Listen to Psalm 16:2: “I say to the Lord, ‘You are my Lord; I have no good apart from you.’” Here’s the next verse: “As for the saints in the land, they are the excellent ones, in whom is all my delight.” Are you kidding me? That’s not gobbledygook; that’s not doublespeak; that’s not contradiction. That’s God’s holy word, and that’s what these pages in Desiring God are about.

God-Entranced Enjoyment

What’s the solution? Lots of people have wrestled with this over the years. I quote Augustine, I quote the seventeenth-century poet Thomas Traherne, and I quote C.S. Lewis.

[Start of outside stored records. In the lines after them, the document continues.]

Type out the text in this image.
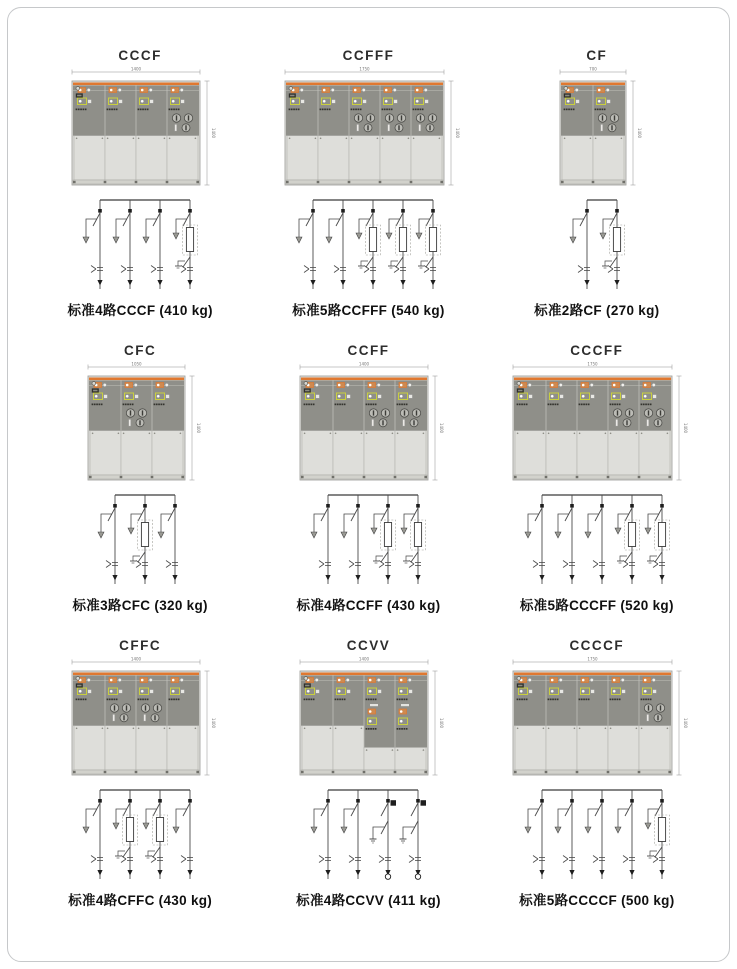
CCCF
1400
1400
标准4路CCCF (410 kg)
CCFFF
1750
1400
标准5路CCFFF (540 kg)
CF
700
1400
标准2路CF (270 kg)
CFC
1050
1400
标准3路CFC (320 kg)
CCFF
1400
1400
标准4路CCFF (430 kg)
CCCFF
1750
1400
标准5路CCCFF (520 kg)
CFFC
1400
1400
标准4路CFFC (430 kg)
CCVV
1400
1400
标准4路CCVV (411 kg)
CCCCF
1750
1400
标准5路CCCCF (500 kg)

For example, Thomas Traherne says, “You never enjoy the world aright, till you see how a grain of sand exhibiteth the wisdom and power of God: And prize in everything the service which they do you, by manifesting His glory and goodness to your Soul” (Centuries, 13–14). And Augustine says, “He loves thee too little [God] who loves anything together with thee, which he loves not for thy sake” (Confessions 10.29). That’s so helpful.

I think there are two features of our rejoicing in salvation and creation that prevent that rejoicing from being a dishonor to God as our supreme delight and satisfaction. First, we must delight in God above all other realities. We must prefer him over his gifts. But secondly, we must taste the excellence of God in his gifts. His gifts are not simply potential competitors with himself; they are means by which a creature knows something of God.

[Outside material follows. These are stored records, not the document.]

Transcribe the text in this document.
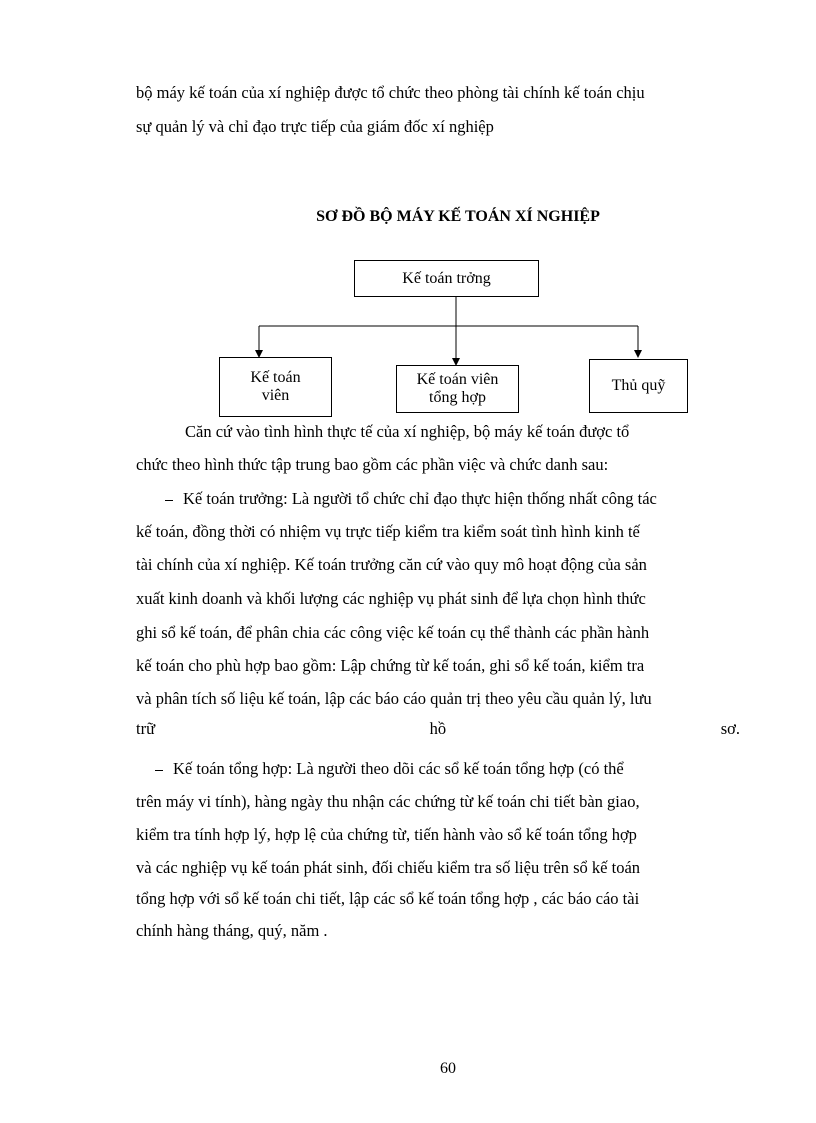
bộ máy kế toán của xí nghiệp được tổ chức theo phòng tài chính kế toán chịu
sự quản lý và chỉ đạo trực tiếp của giám đốc xí nghiệp
SƠ ĐỒ BỘ MÁY KẾ TOÁN XÍ NGHIỆP
Kế toán trởng
Kế toán
viên
Kế toán viên
tổng hợp
Thủ quỹ
Căn cứ vào tình hình thực tế của xí nghiệp, bộ máy kế toán được tổ
chức theo hình thức tập trung bao gồm các phần việc và chức danh sau:
Kế toán trưởng: Là người tổ chức chỉ đạo thực hiện thống nhất công tác
kế toán, đồng thời có nhiệm vụ trực tiếp kiểm tra kiểm soát tình hình kinh tế
tài chính của xí nghiệp. Kế toán trưởng căn cứ vào quy mô hoạt động của sản
xuất kinh doanh và khối lượng các nghiệp vụ phát sinh để lựa chọn hình thức
ghi sổ kế toán, để phân chia các công việc kế toán cụ thể thành các phần hành
kế toán cho phù hợp bao gồm: Lập chứng từ kế toán, ghi sổ kế toán, kiểm tra
và phân tích số liệu kế toán, lập các báo cáo quản trị theo yêu cầu quản lý, lưu
trữ	hồ	sơ.
Kế toán tổng hợp: Là người theo dõi các sổ kế toán tổng hợp (có thể
trên máy vi tính), hàng ngày thu nhận các chứng từ kế toán chi tiết bàn giao,
kiểm tra tính hợp lý, hợp lệ của chứng từ, tiến hành vào sổ kế toán tổng hợp
và các nghiệp vụ kế toán phát sinh, đối chiếu kiểm tra số liệu trên sổ kế toán
tổng hợp với sổ kế toán chi tiết, lập các sổ kế toán tổng hợp , các báo cáo tài
chính hàng tháng, quý, năm .
60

This is true of his gifts of salvation, true of his gifts of creation. Psalm 19:1 says, “The heavens declare the glory of God.” Therefore, we will enjoy the starlit sky at night properly when that enjoyment is also an enjoyment of the glory of God revealed in the heavens. A God-ignoring enjoyment of the galaxies is idolatry, but a God-entranced enjoyment of the galaxies is true worship of the God of creation.

And the same is true for the works of salvation. Works of salvation are a revelation of God: his nature, his character, his being. We can see this in the way Paul talks in Romans 15:8–9. He says, “Christ became a servant to the circumcised to show God’s truthfulness . . . in order that the Gentiles might glorify God for his mercy.” The point is Christ came into the world to show God’s truthfulness and to show God’s mercy. And Paul says he did that in order that we might go through the truthfulness, through the mercy, and glorify God himself for his mercy and for his truthfulness.

The gifts of God’s truthfulness and mercy are meant to lead us to the enjoyment of his glory. And yes, it would not be wrong to say that they are beams or rays streaming out from the Son of God’s glory — so that to enjoy his mercy rightly is to enjoy him as the merciful God, and to enjoy his truthfulness rightly is to enjoy him as the truthful God.

My conclusion is that if God’s works of creation and salvation are enjoyed as gifts of God and as manifestations of his glory, then that enjoyment is not idolatry as long as our delight in his works is also — and supremely — a delight in God.